Nephro SA 1
A 75-year-old man (height 73 inches, weight 92.5
kg) presents to your institution with abdominal
pain and dizziness. He has a brief history of gastroenteritis and has had
nothing to eat or drink for
24 hours. His blood pressure reading while sitting
is 120/80 mm Hg, which decreases to 90/60 mm Hg
when standing. His heart rate is 90 beats/minute.
His basic metabolic panel shows sodium (Na) 135
mEq/L, chloride (Cl) 108 mEq/L, potassium (K)
4.7 mEq/L, carbon dioxide (CO2) 26 mEq/L, blood
urea nitrogen (BUN) 40 mg/dL, serum creatinine
(SCr) 1.5 mg/dL, and glucose 188 mg/dL. He has
no known drug allergies. Which is best for treating
this patient?
A. Administer furosemide 40 mg intravenously ×
1 dose.
B. Insert Foley catheter to check for residual
urine.
C. Administer fluid bolus (500 mL of normal
saline solution).
D. Administer insulin lispro 3 units
subcutaneously. ✔️Ans - Answer: C
Initial treatment of AKI requires identifying and reversing (if possible) the
insult to the kidney. This patient's symptoms and presentation are
consistent with prerenal azotemia because of volume depletion, so fluid
administration would be the best choice (Answer C is correct).
Nephro SA 2
A 44-year-old man is admitted with gram-negative
bacteremia. He receives 4 days of parenteral aminoglycoside therapy and
develops acute tubular necrosis (ATN). Antibiotic therapy is adjusted on
the basis of culture and sensitivity results. Which laboratory value is most
consistent with this
presentation?
, A. BUN/SCr ratio greater than 20:1.
B. Urinalysis with no casts visible.
C. Fractional excretion of sodium (FENa) more
than 2%.
D. Urinary sodium less than 20 mEq/L. ✔️Ans - Answer C:
Fractional excretion of sodium also distinguishes prerenal and intrinsic
renal damage. A low FENa (less than 1%) in an oliguric patient suggests
that tubular function is still intact, whereas a FENa greater than 2% is
common in intrinsic renal failure (Answer C is correct).
Nephro SA 3
A patient with chronic kidney disease (CKD) category
G4 (estimated glomerular filtration rate [eGFR] 25 mL/minute/1.73 m2)

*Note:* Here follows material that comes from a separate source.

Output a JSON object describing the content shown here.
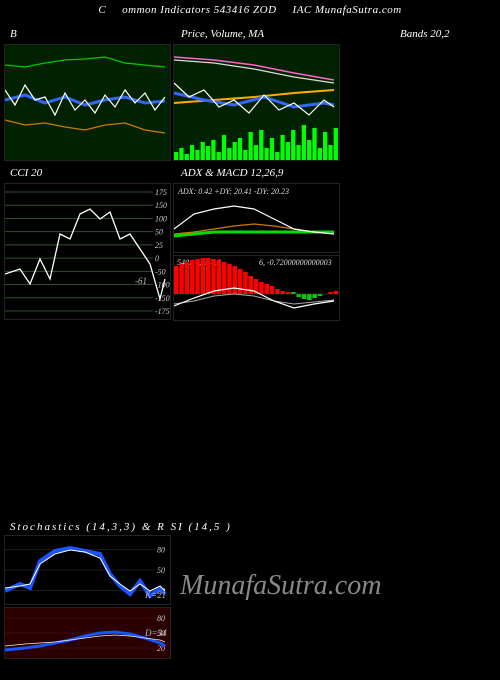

has received a diagnosis of gram-positive bacteremia, which is susceptible
only to drug X. There are no published reports on how to adjust the dose of
drug X in patients with impaired kidney function. Review of the drug X
package insert shows that drug X has significant renal elimination, with
40% excreted unchanged in the urine. The usual dose for drug X is 600
mg/day intravenously and is provided as 100 mg/mL in a 6-mL vial. Which
is the best dose
(in milliliters of drug X) for this patient?
A. 3.6.
B. 4.1.
C. 4.5.
D. 5.5. ✔️Ans - Answer: B
Information regarding the fraction of drug excreted in
the urine (Fe) can help determine the proper dose of
a drug when specific dosing guidelines are not available. The Rowland-
Tozer equation can determine the percentage of the usual dose to give a
patient with known kidney disease (Q), considering the ratio of the
patient's renal function to normal (KF). For a patient with an estimated
CrCl of 25 mL/minute/1.73 m2, Q = 1 − [Fe(1 − KF)] = 1 − [0.4(1 −
25/120)] = 1 − 0.32 =
0.68, or 68% of the usual dose. If the usual dose is 600
mg, the adjusted dose would be 410 mg (600 mg × 0.68). Thus, the patient
should receive 4.1 mL of the 100-mg/mL preparation (410 mg/100
mg/mL) (Answer B is correct; Answers A, C, and D are incorrect).